Part 20 (1/2)
”That's better. Well, Toby, I want you--I really want you--to have a real profession. What is the use of your being secretary to your cousin?
I don't believe you could say the names of the men in the Cabinet, and, as you once told me yourself, all you ever do there is to play stump-cricket in the secretary's room.”
”You should have warned me that whatever I said would be used against me,” said the injured Toby. ”But I saw after the flowers in Hyde Park last year.”
”The work of a life-time,” said Lily. ”I wonder they don't offer you a peerage.”
”You see, I'm not a brewer,” said Toby.
”Beer, beerage--a very poor joke, Toby.”
”Very poor, and who made it? Besides, I think you are being sarcastic about the flowers in Hyde Park. If there's one thing I hate,” said Toby violently, ”it is cheap sarcasm.”

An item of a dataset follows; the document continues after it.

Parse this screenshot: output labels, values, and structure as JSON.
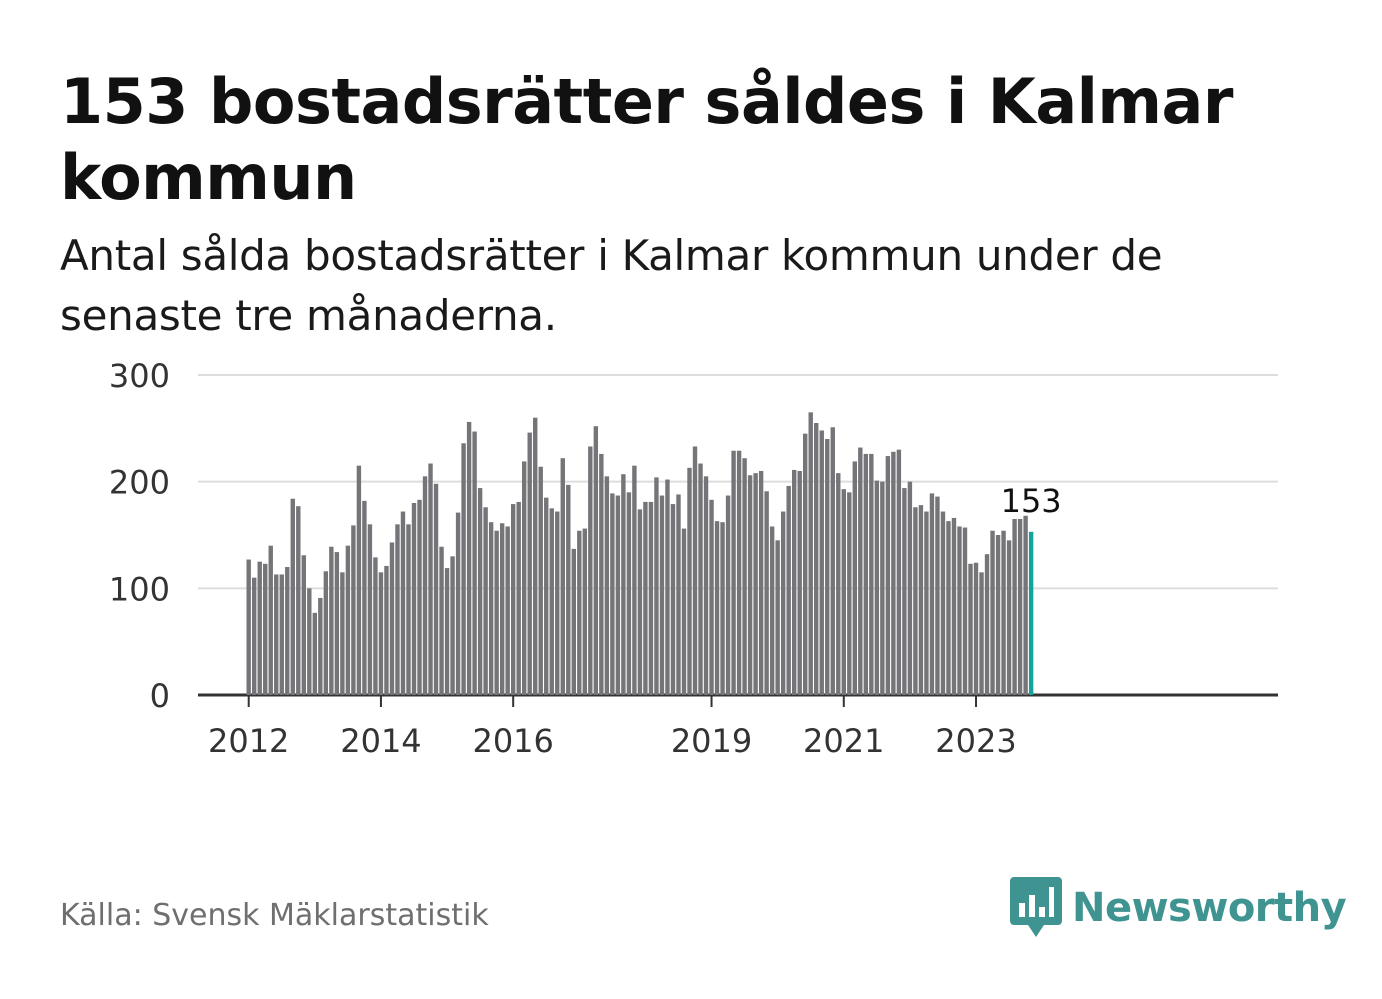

”Who wouldn't be sarcastic when a great tousle-headed, able-bodied, freckle-faced scion of the aristocracy tells one that he is employed--employed, mark you--in looking after the flowers in Hyde Park?” asked Lily, with some warmth. ”Why, you didn't even water them!”
”I did the organization, the head work of the thing,” said Toby. ”That's the rub.”
”Bos.h.!.+”
”Lily, you are really very vulgar and common in your language sometimes,” said Toby. ”I have often meant to speak to you about it; it makes me very unhappy.”
”Indeed! Try and cheer up. But really, Toby, and quite seriously, I wish you would settle to do something; I don't care what. Go into the Foreign Office.”
”Languages,” said Toby; ”I don't know any.”
”Or some other office, or buy a farm, and work it properly, and try to make it pay. Give your mind seriously to something. I hate a loafer.
Besides, a profession seems to me the greatest luxury in the world.”
”Plain folk like me don't care for luxuries,” said Toby. ”I'm not like Kit. Kit is perfectly happy without the necessaries of life, provided she has the luxuries.”
This diversion was more successful. Lily was silent a moment.
”Toby, I'm afraid I don't like your sister-in-law,” she said at length.
Toby plunged with fervour into the new topic.
”Oh, there you make a great mistake,” he said. ”I allow Kit is not exactly a copy-book-virtue person, but--well, she's clever and amusing, and she is never a bore.”
”I don't trust her.”
”There, again, you make a mistake. I don't say that everybody should trust her, but I am sure she would never do a shabby thing to you or me, or----”
”Or?” said Lily, with the straightforwardness which Kit labelled ”uncomfortable.”
”Or anybody she really liked,” said Toby. ”Besides, Lily, I owe her something; she brought us together. As I have told you, she simply insisted on introducing me, though I didn't want to be introduced at all.”
Lily made the sound which is usually written ”pshaw!”
”As if we shouldn't have met!” she said. ”Toby, our meeting was in better hands than hers.”
”Well, she hurried the better hands up,” said Toby, ”and I am grateful for that. If it had not been for her, we should not have been introduced at that dance at the Hungarians, and I shouldn't probably have dined at Park Lane the night after; I should have gone to the Palace instead, so there would have been one, perhaps two, evenings wasted.”